In our lower damp border adjoining a wet weather ditch, there are hostas, wild irises, hydrangeas, summer phloxes and other things that revel in the wet stodgy clay there. Upstream, and about 100 yards away, there is a stand of wild ragwort with flat plates of yellow bloom 4 feet above the ground on sturdy stalks. It appeared on its own years ago.
In more recent times, it has seeded, via flowing winter water, on down to our mentioned damp border. There, it has become ensconced comfortably and it blends adroitly with its surroundings. When it blooms in spring it adds immeasurably to that bed.
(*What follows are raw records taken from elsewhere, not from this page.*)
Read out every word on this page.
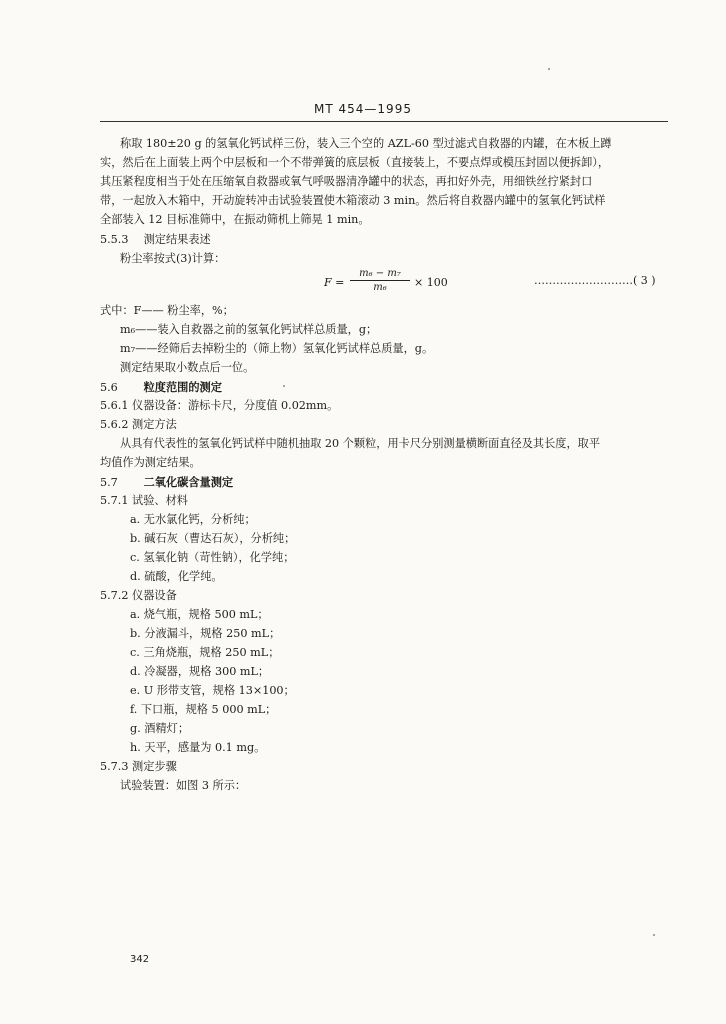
MT 454—1995
称取 180±20 g 的氢氧化钙试样三份，装入三个空的 AZL-60 型过滤式自救器的内罐，在木板上蹲
实，然后在上面装上两个中层板和一个不带弹簧的底层板（直接装上，不要点焊或模压封固以便拆卸），
其压紧程度相当于处在压缩氧自救器或氧气呼吸器清净罐中的状态，再扣好外壳，用细铁丝拧紧封口
带，一起放入木箱中，开动旋转冲击试验装置使木箱滚动 3 min。然后将自救器内罐中的氢氧化钙试样
全部装入 12 目标准筛中，在振动筛机上筛晃 1 min。
5.5.3 测定结果表述
粉尘率按式(3)计算：
F =
m₆ − m₇
m₆	× 100	………………………( 3 )
式中：F—— 粉尘率，%；
m₆——装入自救器之前的氢氧化钙试样总质量，g；
m₇——经筛后去掉粉尘的（筛上物）氢氧化钙试样总质量，g。
测定结果取小数点后一位。
5.6 粒度范围的测定
5.6.1 仪器设备：游标卡尺，分度值 0.02mm。
5.6.2 测定方法
从具有代表性的氢氧化钙试样中随机抽取 20 个颗粒，用卡尺分别测量横断面直径及其长度，取平
均值作为测定结果。
5.7 二氧化碳含量测定
5.7.1 试验、材料
a. 无水氯化钙，分析纯；
b. 碱石灰（曹达石灰），分析纯；
c. 氢氧化钠（苛性钠），化学纯；
d. 硫酸，化学纯。
5.7.2 仪器设备
a. 烧气瓶，规格 500 mL；
b. 分液漏斗，规格 250 mL；
c. 三角烧瓶，规格 250 mL；
d. 冷凝器，规格 300 mL；
e. U 形带支管，规格 13×100；
f. 下口瓶，规格 5 000 mL；
g. 酒精灯；
h. 天平，感量为 0.1 mg。
5.7.3 测定步骤
试验装置：如图 3 所示：
342
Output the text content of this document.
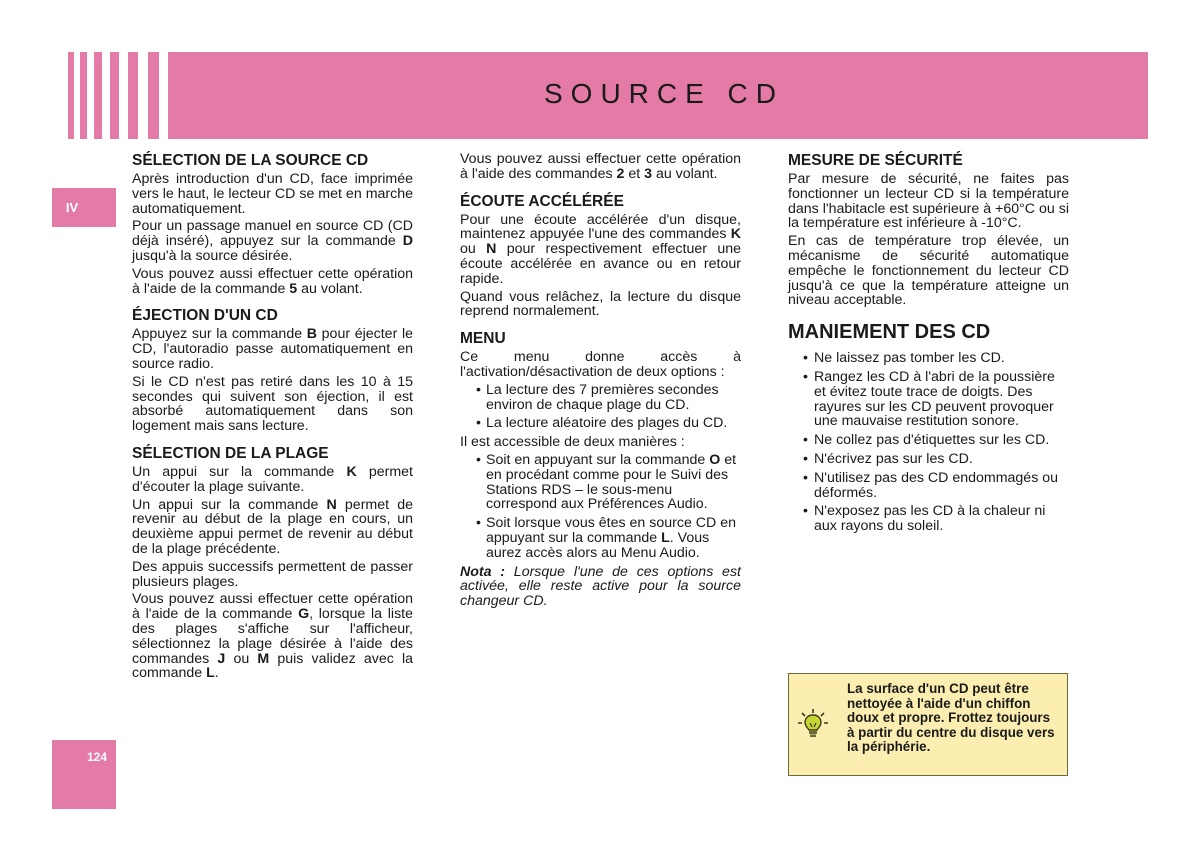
SOURCE CD
IV
124
SÉLECTION DE LA SOURCE CD

Après introduction d'un CD, face imprimée vers le haut, le lecteur CD se met en marche automatiquement.

Pour un passage manuel en source CD (CD déjà inséré), appuyez sur la commande D jusqu'à la source désirée.

Vous pouvez aussi effectuer cette opération à l'aide de la commande 5 au volant.

ÉJECTION D'UN CD

Appuyez sur la commande B pour éjecter le CD, l'autoradio passe automatiquement en source radio.

Si le CD n'est pas retiré dans les 10 à 15 secondes qui suivent son éjection, il est absorbé automatiquement dans son logement mais sans lecture.

SÉLECTION DE LA PLAGE

Un appui sur la commande K permet d'écouter la plage suivante.

Un appui sur la commande N permet de revenir au début de la plage en cours, un deuxième appui permet de revenir au début de la plage précédente.

Des appuis successifs permettent de passer plusieurs plages.

Vous pouvez aussi effectuer cette opération à l'aide de la commande G, lorsque la liste des plages s'affiche sur l'afficheur, sélectionnez la plage désirée à l'aide des commandes J ou M puis validez avec la commande L.

Vous pouvez aussi effectuer cette opération à l'aide des commandes 2 et 3 au volant.

ÉCOUTE ACCÉLÉRÉE

Pour une écoute accélérée d'un disque, maintenez appuyée l'une des commandes K ou N pour respectivement effectuer une écoute accélérée en avance ou en retour rapide.

Quand vous relâchez, la lecture du disque reprend normalement.

MENU

Ce menu donne accès à l'activation/désactivation de deux options :

• La lecture des 7 premières secondes environ de chaque plage du CD.
• La lecture aléatoire des plages du CD.

Il est accessible de deux manières :

• Soit en appuyant sur la commande O et en procédant comme pour le Suivi des Stations RDS – le sous-menu correspond aux Préférences Audio.
• Soit lorsque vous êtes en source CD en appuyant sur la commande L. Vous aurez accès alors au Menu Audio.

Nota : Lorsque l'une de ces options est activée, elle reste active pour la source changeur CD.

MESURE DE SÉCURITÉ

Par mesure de sécurité, ne faites pas fonctionner un lecteur CD si la température dans l'habitacle est supérieure à +60°C ou si la température est inférieure à -10°C.

En cas de température trop élevée, un mécanisme de sécurité automatique empêche le fonctionnement du lecteur CD jusqu'à ce que la température atteigne un niveau acceptable.

MANIEMENT DES CD
• Ne laissez pas tomber les CD.
• Rangez les CD à l'abri de la poussière et évitez toute trace de doigts. Des rayures sur les CD peuvent provoquer une mauvaise restitution sonore.
• Ne collez pas d'étiquettes sur les CD.
• N'écrivez pas sur les CD.
• N'utilisez pas des CD endommagés ou déformés.
• N'exposez pas les CD à la chaleur ni aux rayons du soleil.
La surface d'un CD peut être nettoyée à l'aide d'un chiffon doux et propre. Frottez toujours à partir du centre du disque vers la périphérie.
Yet, visitors often exclaim, “That’s a weed!”
And indeed it is, when it overruns farm fields before it is burned down with herbicide for the planting of crops, which are not weeds.
Yet, in my own setting it is most definitely not a weed. Well, let us condition that statement:
It is a weed when there appears too much of it, which is often the case. Then, it must be controlled, which is an easy task. Young seedlings pull sweetly from the soggy soil in March. The relatively few that are allowed to remain are, as I said, definitely not weeds. Get it?
Plants that have been placed by your own loving hands can, in time, become weeds. Monarda, gooseneck loosestrife and numerous “cultivated” plants can easily overwhelm anything within reach with their relentless thuggery, either at the root or by fecund seeding.
A weed can be anything from a seemingly innocuous wild violet to a towering oak. The former swarms over everything in its path with that excess seeding, while an oak 3 feet from a house foundation can be a destructive weed indeed when it crashes through your roof in a windstorm.
In fact, trees constitute just about the most evil weeds extant, and why people are so reluctant to do away with one (or many) is one of the mysteries of life I will never understand. A doddering old box elder, brittle and senile and an accident waiting to happen, has a preservation order on it. Why? Because it is a tree and Joyce Kilmer maintained only God can make one. He was right, of course.
God also made chiggers, ticks and crabgrass, and those same tree huggers will spend inordinate time and effort ridding themselves of such pests.
From Poor Willie’s Almanack — What is a weed? Any plant growing where it is not wanted.
Editor’s note: Jimmy Williams is production superintendent at The Paris Post-Intelligencer, where he also writes this column.